Apple recently introduced LazyLLM, a a novel technique designed to enhance the efficiency of LLM inference. Detailed in a recent research paper, it aims to accelerate the generation of responses in transformer-based language models without compromising accuracy.
This paper is proposed as a technique for efficient LLM inference, particularly in long context scenarios. LazyLLM selectively computes the KV for tokens important for the next token prediction and ‘lazily’ defers the computation of the remaining tokens to later steps, when they become relevant.
Developed by Qichen Fu, Thomas Merth, Sachin Mehta, and Mahyar Najibi of Apple, alongside Mohammad Rastegari, who now works at Meta, the ‘LazyLLM’ offers flexibility by enabling the model to reconsider tokens that were previously pruned, making the process more adaptive and efficient.
By reducing the heavy computing work of the pre-filling stage, this paves the way for more responsive and agile AI systems, possibly completely changing applications that rely on large language models.

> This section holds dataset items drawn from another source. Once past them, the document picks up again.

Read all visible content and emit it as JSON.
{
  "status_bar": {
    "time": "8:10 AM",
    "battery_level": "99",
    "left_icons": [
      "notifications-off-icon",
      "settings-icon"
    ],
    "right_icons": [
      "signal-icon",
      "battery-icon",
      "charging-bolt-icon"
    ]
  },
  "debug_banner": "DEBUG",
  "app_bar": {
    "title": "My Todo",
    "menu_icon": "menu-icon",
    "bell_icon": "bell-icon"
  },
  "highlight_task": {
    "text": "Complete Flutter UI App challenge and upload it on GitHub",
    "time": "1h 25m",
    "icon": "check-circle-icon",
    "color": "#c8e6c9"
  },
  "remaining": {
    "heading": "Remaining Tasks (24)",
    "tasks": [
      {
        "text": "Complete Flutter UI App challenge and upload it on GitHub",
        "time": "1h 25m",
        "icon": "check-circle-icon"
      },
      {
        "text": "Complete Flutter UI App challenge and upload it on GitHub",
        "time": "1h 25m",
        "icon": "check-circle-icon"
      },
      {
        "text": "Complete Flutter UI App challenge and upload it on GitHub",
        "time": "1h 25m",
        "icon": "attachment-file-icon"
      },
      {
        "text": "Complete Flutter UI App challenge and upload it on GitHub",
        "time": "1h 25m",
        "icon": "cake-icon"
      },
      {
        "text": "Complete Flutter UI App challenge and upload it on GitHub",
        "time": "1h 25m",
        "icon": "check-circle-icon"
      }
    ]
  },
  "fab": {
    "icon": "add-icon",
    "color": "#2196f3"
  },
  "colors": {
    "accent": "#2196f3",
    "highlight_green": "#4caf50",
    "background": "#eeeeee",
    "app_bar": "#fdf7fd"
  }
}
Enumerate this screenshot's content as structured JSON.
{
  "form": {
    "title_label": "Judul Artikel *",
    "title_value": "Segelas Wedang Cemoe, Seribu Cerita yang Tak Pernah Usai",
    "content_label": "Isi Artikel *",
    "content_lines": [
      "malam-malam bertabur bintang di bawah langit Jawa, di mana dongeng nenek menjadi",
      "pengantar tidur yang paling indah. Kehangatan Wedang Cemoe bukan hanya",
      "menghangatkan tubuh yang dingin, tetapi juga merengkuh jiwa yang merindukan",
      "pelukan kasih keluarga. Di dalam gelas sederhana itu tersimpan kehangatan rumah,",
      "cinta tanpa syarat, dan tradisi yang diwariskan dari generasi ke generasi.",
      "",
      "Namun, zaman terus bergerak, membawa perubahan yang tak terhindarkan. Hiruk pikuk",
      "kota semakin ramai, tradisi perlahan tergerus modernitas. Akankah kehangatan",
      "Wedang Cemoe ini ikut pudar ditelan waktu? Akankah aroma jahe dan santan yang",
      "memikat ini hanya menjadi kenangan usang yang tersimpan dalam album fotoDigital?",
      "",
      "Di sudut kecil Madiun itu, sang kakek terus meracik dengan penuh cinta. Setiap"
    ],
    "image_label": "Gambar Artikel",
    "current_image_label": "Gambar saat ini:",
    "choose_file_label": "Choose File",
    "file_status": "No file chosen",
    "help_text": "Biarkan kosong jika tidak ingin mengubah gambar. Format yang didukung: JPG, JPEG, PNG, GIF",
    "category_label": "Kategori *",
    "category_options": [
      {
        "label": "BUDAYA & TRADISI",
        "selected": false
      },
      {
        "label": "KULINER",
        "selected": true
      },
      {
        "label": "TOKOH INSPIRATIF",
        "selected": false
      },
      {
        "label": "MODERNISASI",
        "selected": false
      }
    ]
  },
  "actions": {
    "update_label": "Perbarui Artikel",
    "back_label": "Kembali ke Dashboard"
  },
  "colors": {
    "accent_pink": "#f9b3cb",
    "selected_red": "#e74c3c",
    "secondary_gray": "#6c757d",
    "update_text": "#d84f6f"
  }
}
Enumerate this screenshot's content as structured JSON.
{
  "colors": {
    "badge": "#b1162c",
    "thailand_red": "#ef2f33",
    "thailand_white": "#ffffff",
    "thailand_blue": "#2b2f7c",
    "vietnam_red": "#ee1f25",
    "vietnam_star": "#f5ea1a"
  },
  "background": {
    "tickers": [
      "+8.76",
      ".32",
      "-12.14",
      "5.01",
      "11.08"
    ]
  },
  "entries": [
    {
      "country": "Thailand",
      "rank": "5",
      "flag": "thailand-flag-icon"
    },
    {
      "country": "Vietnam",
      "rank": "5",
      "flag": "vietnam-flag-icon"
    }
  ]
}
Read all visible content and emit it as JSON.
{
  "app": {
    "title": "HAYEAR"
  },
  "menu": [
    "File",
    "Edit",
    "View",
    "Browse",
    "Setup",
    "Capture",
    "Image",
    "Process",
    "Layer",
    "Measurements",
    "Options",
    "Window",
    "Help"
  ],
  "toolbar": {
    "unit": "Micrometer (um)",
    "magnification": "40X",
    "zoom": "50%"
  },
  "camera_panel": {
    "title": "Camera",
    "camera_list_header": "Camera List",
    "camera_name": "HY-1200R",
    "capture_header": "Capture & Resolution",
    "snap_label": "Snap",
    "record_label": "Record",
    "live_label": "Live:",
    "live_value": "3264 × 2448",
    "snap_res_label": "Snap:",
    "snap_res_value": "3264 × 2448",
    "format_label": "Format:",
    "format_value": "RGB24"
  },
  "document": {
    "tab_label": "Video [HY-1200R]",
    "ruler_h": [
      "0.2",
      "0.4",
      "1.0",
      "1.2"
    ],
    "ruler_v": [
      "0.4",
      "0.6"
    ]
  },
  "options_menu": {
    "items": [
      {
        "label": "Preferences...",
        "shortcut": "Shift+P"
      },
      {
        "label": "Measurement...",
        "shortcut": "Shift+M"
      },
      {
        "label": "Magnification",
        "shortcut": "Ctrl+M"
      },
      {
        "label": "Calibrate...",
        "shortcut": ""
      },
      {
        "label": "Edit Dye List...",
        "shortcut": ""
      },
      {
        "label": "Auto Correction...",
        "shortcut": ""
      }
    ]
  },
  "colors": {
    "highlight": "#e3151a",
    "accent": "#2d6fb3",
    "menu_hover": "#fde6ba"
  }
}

Apple Generative AI Innovations
Apple recently released a new open-source LLM, DCLM-Baseline 7B, featuring 7 billion parameters. This model, which includes weights, training code, and dataset, is trained on 2.5 trillion tokens from open datasets. It primarily uses English data and has a 2048-token context window.
The new model is licensed under Apple Sample Code License, accessible on Hugging Face and Transformers. Trained with PyTorch and OpenLM, it matches closed-dataset models like Mistral in performance.
This comes after Apple at WWDC 2024 introduced Apple Intelligence to enhance Siri’s capabilities with generative AI.